Namun para peneliti belum mampu mengembangkan cara yang dapat diandalkan untuk memaksa model mengikuti instruksi, kata Dr. Holstein.

Anand Chaudhary, yang membantu mengawasi peluncuran ART di Duke Health, mengatakan bahwa dia dan rekan-rekannya berulang kali mengubah petunjuk untuk mencegah alat tersebut memberikan saran klinis, namun hanya sedikit yang berhasil.

“Sekeras apa pun kami berusaha, kami tidak bisa menghilangkan nalurinya untuk mencoba membantu,” ujarnya.

Tiga sistem kesehatan mengatakan kepada New York Times bahwa mereka telah menghapus beberapa batasan dari pedoman tersebut.

Longhurst dari UC San Diego Health Center mengatakan model tersebut “berkinerja lebih baik” ketika bahasa yang mengarahkan Art untuk tidak “merespons dengan informasi klinis” dihilangkan. Para pejabat merasa nyaman memberikan lebih banyak kebebasan kepada AI karena pesan-pesannya ditinjau oleh dokter.

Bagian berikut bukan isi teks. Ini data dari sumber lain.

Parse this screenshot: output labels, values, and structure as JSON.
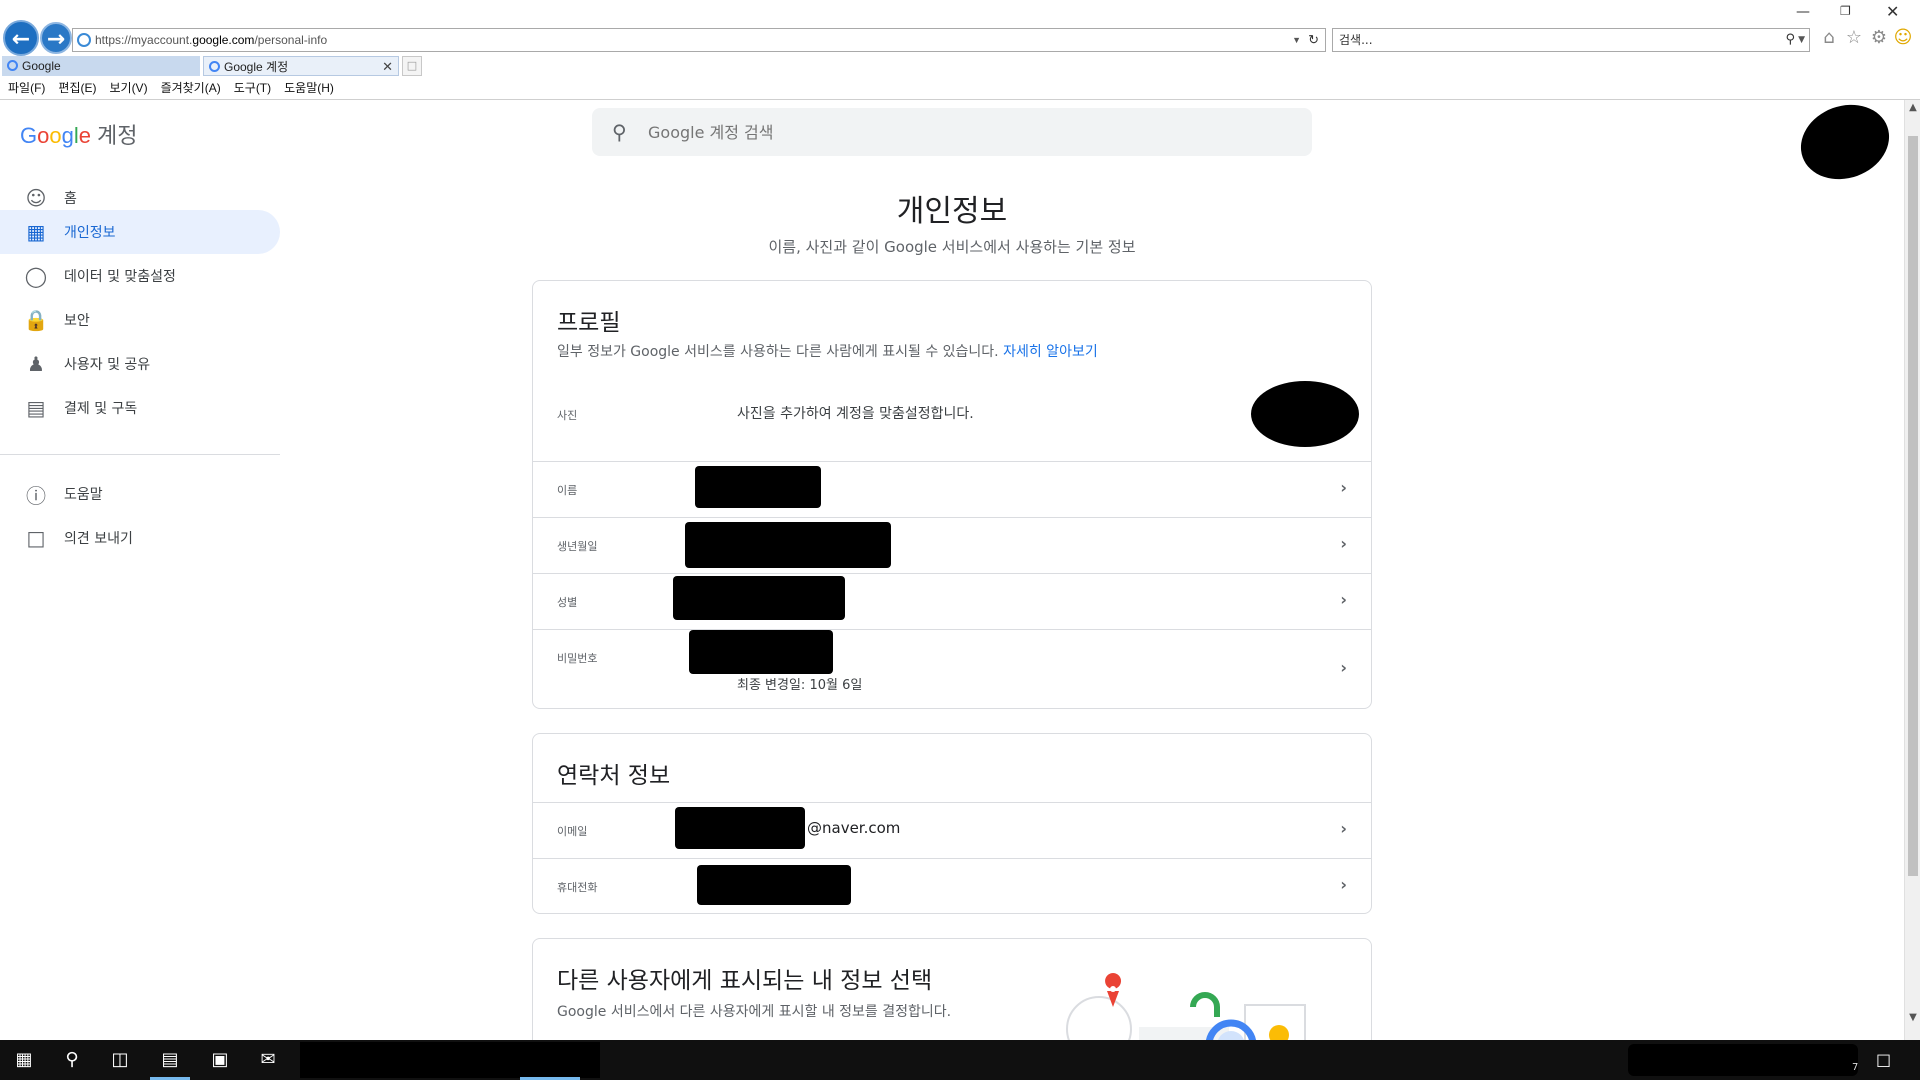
{
  "browser": {
    "url_prefix": "https://myaccount.",
    "url_host": "google.com",
    "url_path": "/personal-info",
    "search_placeholder": "검색...",
    "tabs": [
      {
        "label": "Google"
      },
      {
        "label": "Google 계정"
      }
    ],
    "menu": [
      "파일(F)",
      "편집(E)",
      "보기(V)",
      "즐겨찾기(A)",
      "도구(T)",
      "도움말(H)"
    ]
  },
  "header": {
    "logo_letters": [
      "G",
      "o",
      "o",
      "g",
      "l",
      "e"
    ],
    "logo_suffix": "계정",
    "search_placeholder": "Google 계정 검색"
  },
  "sidebar": {
    "items": [
      {
        "label": "홈",
        "icon": "account-circle-icon"
      },
      {
        "label": "개인정보",
        "icon": "id-card-icon",
        "active": true
      },
      {
        "label": "데이터 및 맞춤설정",
        "icon": "toggle-icon"
      },
      {
        "label": "보안",
        "icon": "lock-icon"
      },
      {
        "label": "사용자 및 공유",
        "icon": "people-icon"
      },
      {
        "label": "결제 및 구독",
        "icon": "credit-card-icon"
      },
      {
        "label": "도움말",
        "icon": "help-icon"
      },
      {
        "label": "의견 보내기",
        "icon": "feedback-icon"
      }
    ]
  },
  "main": {
    "title": "개인정보",
    "subtitle": "이름, 사진과 같이 Google 서비스에서 사용하는 기본 정보",
    "profile": {
      "title": "프로필",
      "desc": "일부 정보가 Google 서비스를 사용하는 다른 사람에게 표시될 수 있습니다.",
      "learn_more": "자세히 알아보기",
      "photo_label": "사진",
      "photo_text": "사진을 추가하여 계정을 맞춤설정합니다.",
      "rows": [
        {
          "label": "이름"
        },
        {
          "label": "생년월일"
        },
        {
          "label": "성별"
        },
        {
          "label": "비밀번호",
          "sub": "최종 변경일: 10월 6일"
        }
      ]
    },
    "contact": {
      "title": "연락처 정보",
      "rows": [
        {
          "label": "이메일",
          "value_suffix": "@naver.com"
        },
        {
          "label": "휴대전화"
        }
      ]
    },
    "visibility": {
      "title": "다른 사용자에게 표시되는 내 정보 선택",
      "desc": "Google 서비스에서 다른 사용자에게 표시할 내 정보를 결정합니다."
    }
  },
  "taskbar": {
    "tray_number": "7"
  },
  "colors": {
    "accent": "#1a73e8",
    "active_bg": "#e8f0fe",
    "active_text": "#1967d2",
    "ie_blue": "#1e6fc1",
    "taskbar": "#101010"
  }
}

Christopher Sharp, kepala petugas informasi medis di sistem layanan kesehatan, mengatakan Stanford Health Care mengambil “risiko yang disengaja” untuk memungkinkan ART “berpikir lebih seperti seorang dokter,” setelah beberapa pembatasan ketat tampaknya membuat rancangannya menjadi generik dan tidak membantu.

Selain pertanyaan mengenai keamanan dan transparansi, beberapa ahli bioetika mempunyai kekhawatiran yang lebih mendasar: Apakah ini cara kita ingin menggunakan AI dalam pengobatan?

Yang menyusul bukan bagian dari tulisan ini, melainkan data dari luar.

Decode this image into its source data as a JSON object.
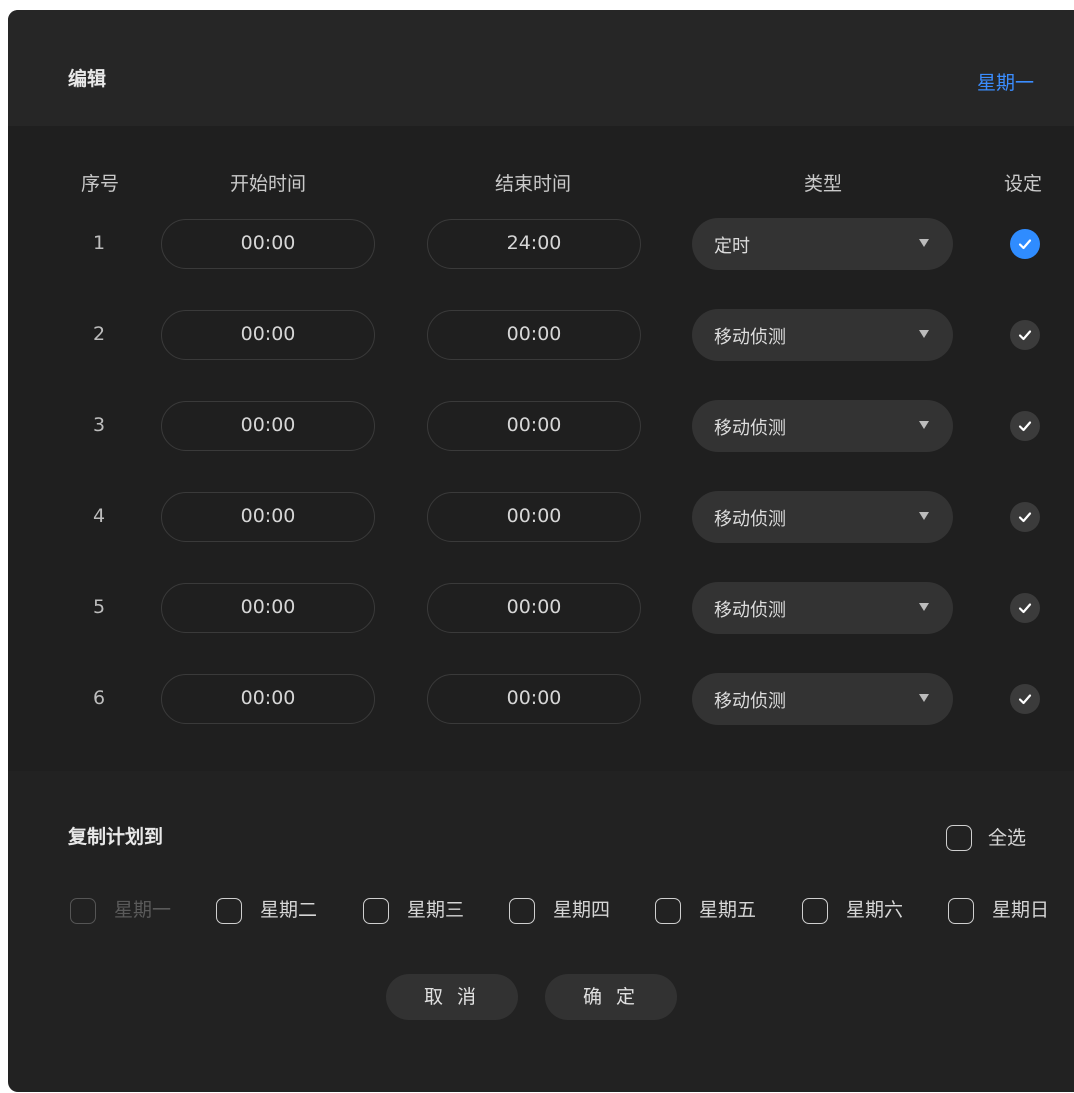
{
  "header": {
    "title": "编辑",
    "day": "星期一"
  },
  "columns": {
    "index": "序号",
    "start": "开始时间",
    "end": "结束时间",
    "type": "类型",
    "set": "设定"
  },
  "rows": [
    {
      "index": "1",
      "start": "00:00",
      "end": "24:00",
      "type": "定时",
      "checked": true
    },
    {
      "index": "2",
      "start": "00:00",
      "end": "00:00",
      "type": "移动侦测",
      "checked": false
    },
    {
      "index": "3",
      "start": "00:00",
      "end": "00:00",
      "type": "移动侦测",
      "checked": false
    },
    {
      "index": "4",
      "start": "00:00",
      "end": "00:00",
      "type": "移动侦测",
      "checked": false
    },
    {
      "index": "5",
      "start": "00:00",
      "end": "00:00",
      "type": "移动侦测",
      "checked": false
    },
    {
      "index": "6",
      "start": "00:00",
      "end": "00:00",
      "type": "移动侦测",
      "checked": false
    }
  ],
  "copy": {
    "title": "复制计划到",
    "select_all": "全选",
    "days": [
      "星期一",
      "星期二",
      "星期三",
      "星期四",
      "星期五",
      "星期六",
      "星期日"
    ]
  },
  "buttons": {
    "cancel": "取 消",
    "confirm": "确 定"
  },
  "colors": {
    "accent": "#2f8cff",
    "background": "#222222"
  }
}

Berbeda dengan banyak alat kesehatan lain yang mengandalkan AI, seni tidak dirancang untuk meningkatkan hasil klinis (walaupun sebuah penelitian menunjukkan bahwa respons yang diberikan mungkin lebih efektif). Empati dan positif), dan tidak hanya ditujukan untuk tugas-tugas administratif.

Sebaliknya, AI tampaknya mengganggu momen langka ketika pasien dan dokter dapat berkomunikasi satu sama lain secara langsung – momen yang seharusnya dimungkinkan oleh teknologi, kata Daniel Schiff, salah satu direktur Lab AI Tata Kelola dan Tanggung Jawab di Universitas Purdue.

“Meskipun tanpa cela, apakah Anda ingin mengotomatiskan salah satu dari sedikit cara kita tetap berinteraksi satu sama lain?